I have a couple nit-picky issues that I'll touch on in the spoiler section below, but all in all, I really, really enjoyed Logan.  It is easily the best solo-Wolverine film of the three, and is definitely the most emotionally charged comic book movie that I can think of.  While I would say that it is not necessary to have seen all of the previous X-Men or Wolverine films, I do feel that if you have seen them (or some of them), that the Logan/Charles relationship is that much more powerful.  Logan is not what has come to be known as your typical comic book film.  There are no costumes, there's a ton of violence, there's a good bit of language, and the overall tone of the film is very somber.  This is not a film for the kiddies.  It is a very well made film that gives an alternative look at characters that have become synonymous with the actors portraying them.  In the years since he first popped his claws, Hugh Jackman has become an excellent, highly regarded actor, but he will always be inextricably linked to Wolverine and this was a great end to his run with the character.  Thank you Mr. Jackman, for bringing to life such an iconic character, and making us really care about his journey.  The cinematic X-universe won't be the same without you.    

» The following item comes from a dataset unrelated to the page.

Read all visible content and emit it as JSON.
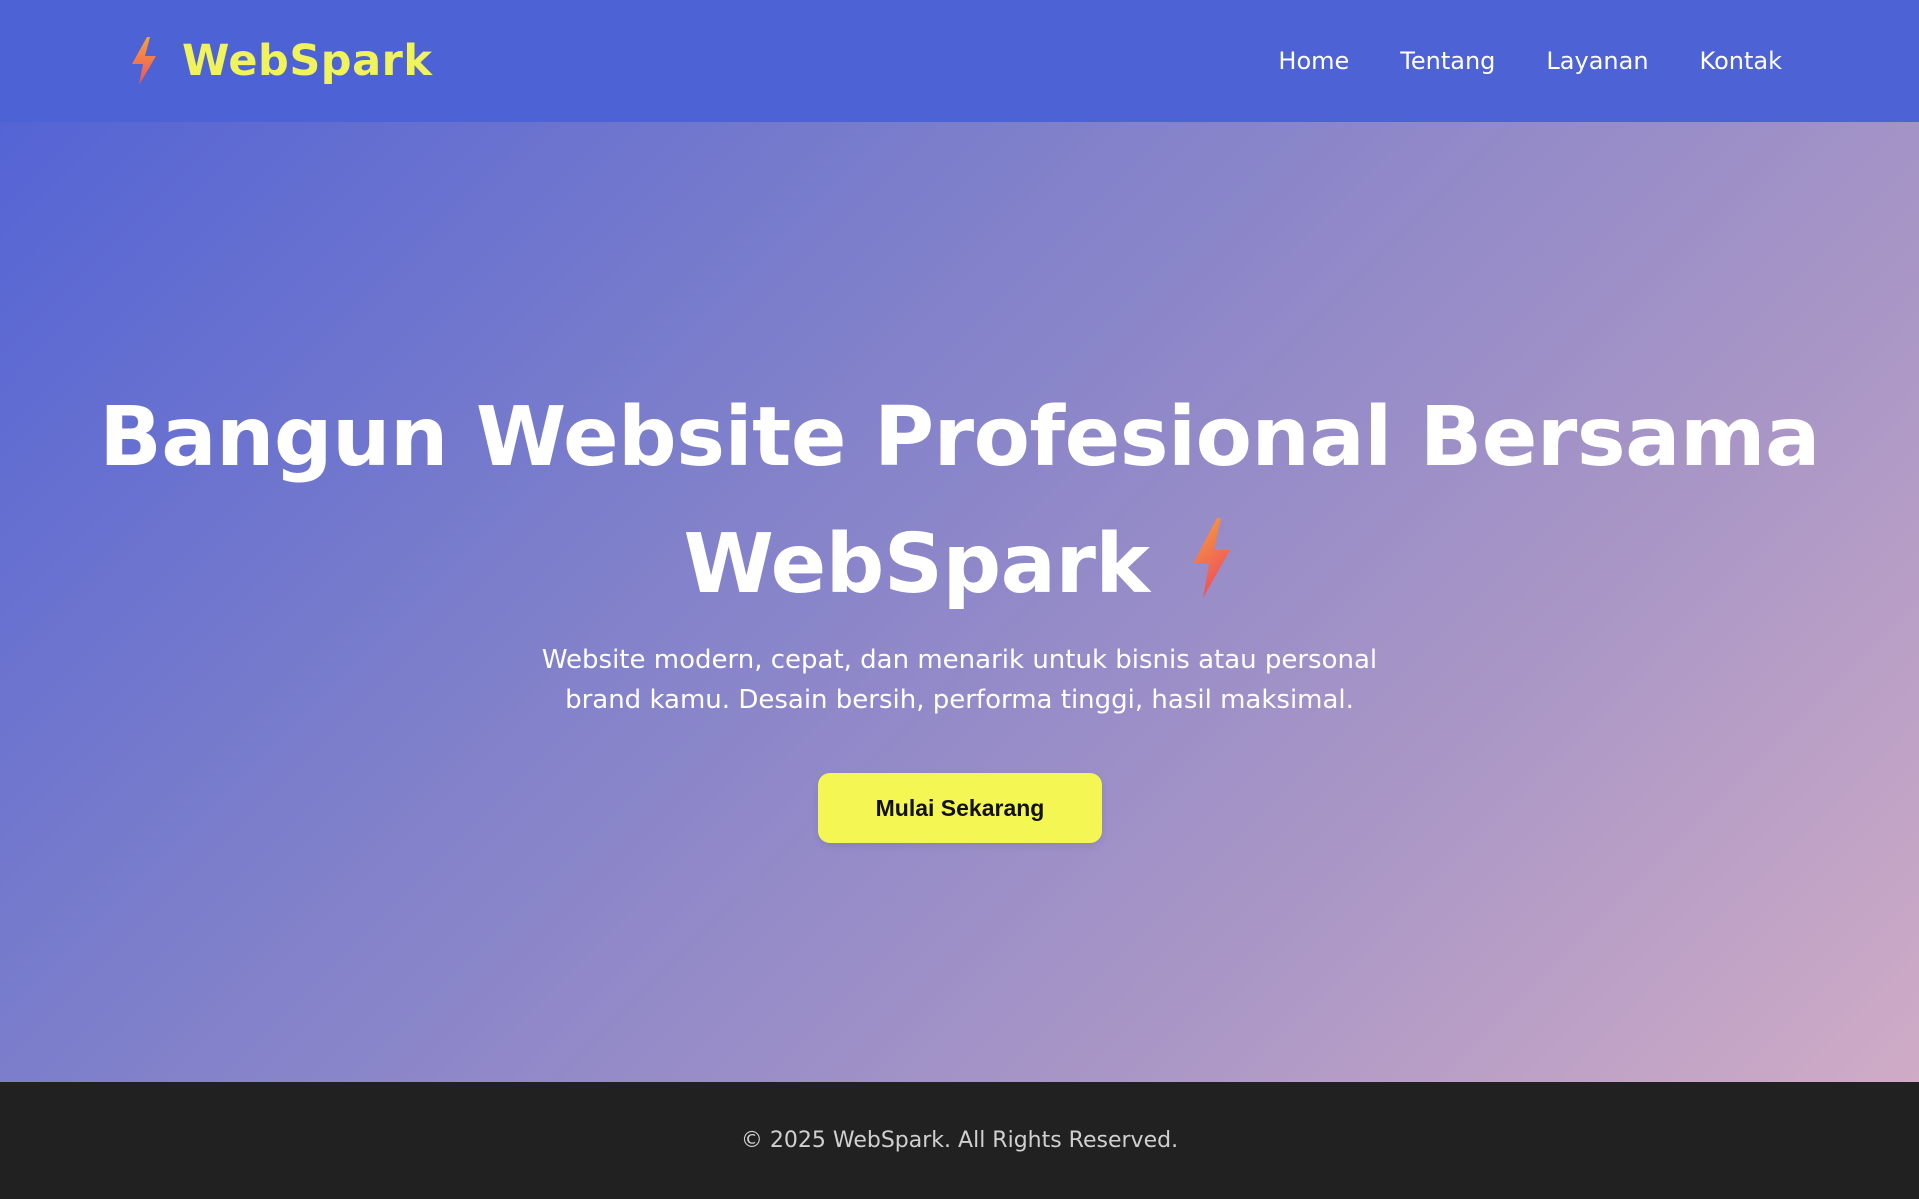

- Ok, I'm going to get my couple nit-picky things out of the way, because, in the grand scheme of things, they are relatively minor: First, how did the other mutant children make it to the rendezvous point in North Dakota?  We know that they were all aided in their escape from Transigen, but there were no other adults with them when Laura and Logan arrive.  They also all appeared to have arrived unscathed.  So was Laura the only one being hunted?  It doesn't make sense.  Second, it bothers me that we never learn if Eden was a real place or, as Logan thought, just a fairy tale from a comic book.  I understand why they ended the film the way they did, it is primarily Logan's story after all, but after barely surviving Transigen's forces, what happens to all of the mutant kids hiking through the forest?  Maybe after Logan's emotional death, I'm not supposed to think about that but I did.  Lastly, Charles confesses that he 'did something terrible' and was he cause of the mutant race being virtually whipped out.  But what did he do?

- The 'Old Man Logan' story originally appeared in Wolverine (2003) #66-72, and Wolverine: Old Man Logan Giant Size (2009) #1.

- The young mutant who appears to be in charge at the North Dakota rendezvous is named Rictor.  In the comics, Rictor is a mutant who has seismic powers (as seen in the final moments of this film), and has been a part of a number of X-groups, primarily X-Factor.

- Caliban and Donald Pierce were also derived from the comics.  Caliban is most notably one of the sewer dwelling Morlocks, and Pierce is a known enemy of the X-Men, often aligned with the anti-mutant group the Reavers (also the name of Pierce's task force in this film).

- In the Old Man Logan story line in the comics, Logan makes a cross country trip with Hawkeye (in an effort to rescue Hawkeye's daughter) across a landscape that has been split up by and ruled over by super villains after defeating the world's super heroes in a future where Logan has become a pacifist because he was responsible for the mutant population being wiped out. 

- Using Laura's X-Men comic books as a source for her belief in Eden and its coordinates was very meta.  I loved that Logan said that the stories were mis-representations of events that had actually occurred.

- The dinner table scene where Logan and Charles refer to each other as father and son and talk about their trip by speaking half truths is really touching and really summarizes their relationship well.